Legitimierter Protestzug

■ betr.: „500 Kilometer gegen die Residenzpflicht“, taz vom 5. 10. 12

Dass die sogenannte Residenzpflicht „europaweit einmalig“ ist, ist wohl wahr. Warum aber ist das so? Die einschlägigen Bestimmungen im heutigen Asylverfahrensgesetz und in der Ausländerpolizeiverordnung aus dem Jahre 1938 belegen durch ihre weitgehende Wortgleichheit: Die „europaweit einmalige“ Residenzpflicht verdankt sich unserer faschistischen Vergangenheit und richtete sich vor allem gegen Zwangsarbeiter, wenn sie angetroffen wurden, „ohne im Besitze einer schriftlichen Genehmigung ihrer zuständigen örtlichen Polizeibehörde zu sein, wonach sie berechtigt waren ihren Wohnort zu verlassen“ (Polizeiliste 1944). Ihre historische, eindeutig rassistische Herkunft legitimiert den Protestzug der Flüchtlinge gegen Aufenthaltsbeschränkung und Lagerunterbringung mit allem Nachdruck. MICHAEL STOFFELS, Kempen

Schämt sich denn niemand?

■ betr.: „Die Deutschen aufrütteln“, taz vom 5. 10. 12

Scheint eine Eigenart unserer Bürokraten zu sein, recht- und hilflose Menschen zusätzlich noch zu drangsalieren, weil sie selber an ihrem Unglück schuld seien. Sie hätten ja nicht herkommen müssen.
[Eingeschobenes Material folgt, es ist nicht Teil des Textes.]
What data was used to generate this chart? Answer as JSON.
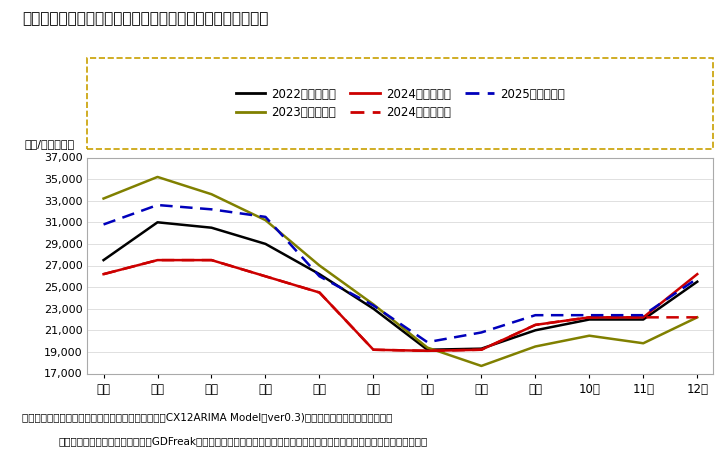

Da wird mir schon klar, warum das Dritte Reich so gut menschenfeindlich funktionierte: nach oben buckeln und nach unten treten. Schämt sich denn niemand unserer Politiker, die sonst doch so gern das „Menschenrecht“ hochhalten und die christliche Tradition? Und sich für Hotelbesitzer und Waffenlieferanten einsetzen – und die Asylbewerber ignorieren? VANTAST, taz.de

Die Wirkung beunruhigt

■ betr.: „Herrenmenschenmode“, taz vom 4. 10. 12

Erik Wenk bemerkt über die Werbung der Firma Boss, dass das abgebildete männliche Model im Trenchcoat gut aussieht – trotz der Ähnlichkeit zur Frisuren- und Kleidungsmode der historischen Nazis. Wenk spricht von „beunruhigender Ästhetik des Faschismus“. Ich meine nicht, dass die Ästhetik beunruhigend ist. Vielmehr beunruhigt es, dass sie auf uns wirkt. Wir schämen uns, weil wir von der Erscheinung des Mannes angezogen sind. Schließlich sind unsere Großeltern den Nationalsozialisten auch deshalb massenweise hinterher gelaufen, weil diese es verstanden haben, sich attraktiv zu inszenieren. Wir können vor den Schamgefühlen fliehen, indem wir die Boss-Mode ablehnen. Ich halte mehr davon, die Scham zu überwinden. Wir haben die Chance, uns an Attraktivem zu erfreuen und uns gleichzeitig darüber im Klaren zu sein, dass Schönheit missbraucht und wir verführt werden können. Das Foto des Boss-Models, das in Anlehnung an die Nazi-Ästhetik ausstaffiert und frisiert ist, ruft uns genau das in Erinnerung. HILKE SCHWARTAU, Hamburg

Gut gebrüllt für Europa, aber …

■ betr.: „Der Atomausstieg war auch nicht gottgegeben“,taz vom 2. 10. 12

Gut gebrüllt für Europa, Dani. Aber auf Montesquieu sollte sich ein Demokrat nicht berufen: Der war als Adliger im 18. Jahrhundert von der damaligen konstitutionellen Monarchie Englands begeistert, weil dort der Adel im Oberhaus, also in der ersten Kammer, für die Gesetzgebung zuständig war. Das britische Unterhaus wurde erst im 20. Jahrhundert zur ersten Kammer. Ein parlamentarisches System, in dem die Chefin der Exekutive nicht eine Königin, sondern ein Mitglied der Legislative ist, wäre Montesquieu ein Graus gewesen. Die Gewaltenteilung von heute funktioniert vollkommen anders, als Montesquieu sie beschrieben hat. Und das ist gut so.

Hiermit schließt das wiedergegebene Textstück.